Food for thought... I like this post! I don't even think I can put into words how Bryan and I treat each other or what our relationship rules are, but I know they exist. We just really like each other, so that makes it easy for us to respect each others opinions, treat each other kindly, find each other funny and want to hop on each other at night. Haha!! I think it all starts with genuinely liking each other, not just loving each other, I guess...
I've always been the "giver" and my partners were always "takers" so after my last relationship - I evaluated why each one before didn't work - and that is what I saw. I gave until I had nothing left to give and they always took until there was nothing less to take - therefore ending the relationship. With B, I saw that we both take and give - and it is a never ending cycle - because I get to take, I have more to give and I am never "out". I hope this makes sense.
during our marriage prep counseling sessions we were told to always remember that you compliment each other, you dont complete each other. We are two who people coming together to for one whole marriage, not two halves of people coming together to make one whole person. you have your own hobbies & interests and its important to stay true to those things in any type of relationship. :-)

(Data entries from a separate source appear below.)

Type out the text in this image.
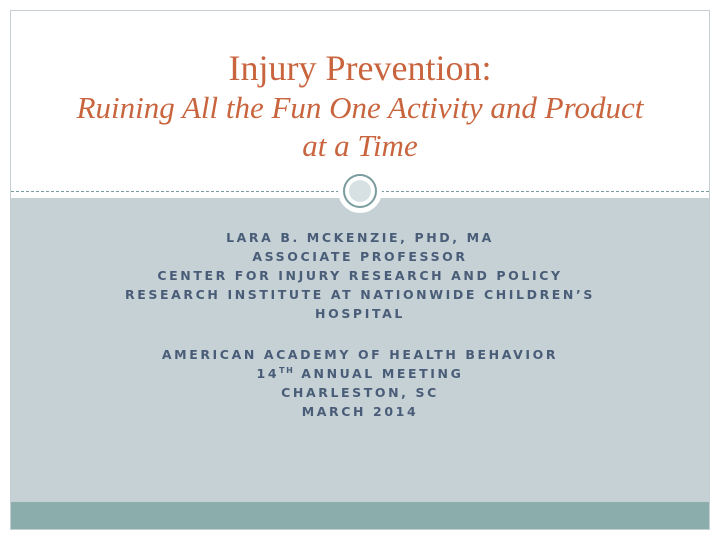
Injury Prevention:
Ruining All the Fun One Activity and Product at a Time
LARA B. MCKENZIE, PHD, MA
ASSOCIATE PROFESSOR
CENTER FOR INJURY RESEARCH AND POLICY
RESEARCH INSTITUTE AT NATIONWIDE CHILDREN’S HOSPITAL
AMERICAN ACADEMY OF HEALTH BEHAVIOR
14TH ANNUAL MEETING
CHARLESTON, SC
MARCH 2014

The give/take thing is so interesting. In just about every past relationship I would GIVE GIVE GIVE until there wasn't anything left. And it was never reciprocal. And I told myself I loved taking care of them/nurturing/doing sweet things, but really, I needed to be taken care of too.
I don't know that I could describe the difference with Matt, but I just don't really have to think about it, because we're just . . . equals.
I think being patient is a big thing for me. I want things done RIGHT NOW and I want behaviors to change THIS SECOND but humans don't work like that.
I've always had lots of rules for my relationships and sometimes, it's good to get rid of the rules. I think that everyone should have an idea of what they will and won't accept, but I think that so many times we give ourselves so many rules that we risk missing out on someone really special. If you had asked me in high school or college if I would end up with someone like LoLo, I would have absolutely said no, but now I couldn't see life any other way.
I think respecting each other's space. People have their comfort zones (whether actual or imaginary) for a reason and it's important not to force them out of that zone, but rather make them comfortable leaving it.
I suck at relationships so I have no rules really. There is a book I heard was good though. It's called Not Your Morher's Rules by Ellen Fein. It's more about how to get a guy than rules while in a relationship though. It's probably a bunch of crap. I downloaded it anyway. Ha.